4. More diversity in casting choices. Midge and her entourage of shoes finally step outside her privileged Jewish princess lifestyle as she hangs with Shy and his entourage. A prickly and intense Sterling K. Brown is a welcome addition as Reggie, the singer’s manager, and he even gets to share a duet with McClain. I could watch what he does with his face as he checks out his new barbershop haircut in a hand mirror on a loop. As for Zegen’s Mr. Maisel, he finds romance with a savvy Chinese medical student named Mei (Stephanie Hsu) whose inside knowledge helps him cut red tape and corners while setting up his night club.

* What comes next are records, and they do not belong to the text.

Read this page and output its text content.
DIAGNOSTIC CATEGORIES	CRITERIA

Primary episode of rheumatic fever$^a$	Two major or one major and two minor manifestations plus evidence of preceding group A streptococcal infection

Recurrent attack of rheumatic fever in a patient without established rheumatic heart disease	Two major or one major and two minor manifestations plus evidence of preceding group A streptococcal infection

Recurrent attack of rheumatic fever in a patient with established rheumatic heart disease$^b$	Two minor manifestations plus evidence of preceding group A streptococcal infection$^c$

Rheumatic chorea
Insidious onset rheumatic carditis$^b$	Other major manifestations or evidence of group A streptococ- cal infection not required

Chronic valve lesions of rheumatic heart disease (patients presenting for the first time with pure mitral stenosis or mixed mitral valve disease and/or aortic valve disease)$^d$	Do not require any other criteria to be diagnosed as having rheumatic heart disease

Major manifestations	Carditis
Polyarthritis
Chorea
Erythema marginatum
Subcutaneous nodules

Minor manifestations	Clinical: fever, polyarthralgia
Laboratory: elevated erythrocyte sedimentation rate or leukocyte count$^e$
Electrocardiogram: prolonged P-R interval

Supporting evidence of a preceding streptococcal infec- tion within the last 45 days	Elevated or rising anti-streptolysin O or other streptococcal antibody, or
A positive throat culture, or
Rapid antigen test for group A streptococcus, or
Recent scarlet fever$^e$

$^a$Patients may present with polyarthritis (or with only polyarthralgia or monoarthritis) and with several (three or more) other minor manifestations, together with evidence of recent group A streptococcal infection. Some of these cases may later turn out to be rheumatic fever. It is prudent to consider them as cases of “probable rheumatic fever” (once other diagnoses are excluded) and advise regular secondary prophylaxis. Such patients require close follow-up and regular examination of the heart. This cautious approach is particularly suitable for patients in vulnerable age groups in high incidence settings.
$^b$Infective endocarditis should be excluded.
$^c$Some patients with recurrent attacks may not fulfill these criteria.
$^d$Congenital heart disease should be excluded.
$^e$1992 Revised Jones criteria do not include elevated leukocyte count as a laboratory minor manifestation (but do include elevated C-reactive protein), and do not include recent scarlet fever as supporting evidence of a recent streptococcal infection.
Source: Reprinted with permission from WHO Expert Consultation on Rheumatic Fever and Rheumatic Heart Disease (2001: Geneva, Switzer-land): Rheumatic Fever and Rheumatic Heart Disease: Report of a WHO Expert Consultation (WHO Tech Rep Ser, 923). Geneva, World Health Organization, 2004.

5. A last chance to revel in the late Brian Tarantina’s acting gifts. This character actor, who died at age 60 on November 2, is allowed to expand his role as Jackie, the caustic emcee at The Gaslight comedy club where Midge got her start. The good news is that he gets a fair chunk of screen time after he sublets Susie’s minute utilitarian apartment while she is on the road and is her bunkmate when she has to be in the city to deal with Sophie matters. The sight of him wearing the fur coat that Sophie gave to Susie and Sophie’s reaction to seeing him sport it is enough to warm your heart.
6. The glorious audacity of the Palladinos to allow their main character to go back to square one. The times, they are a-changing now that Mrs. Maisel’s world is on the cusp of the Kennedy era. Both Midge and Susie are left rather adrift by the end of episode 8, the finale of season 3. But that just makes me all the more excited about No. 4.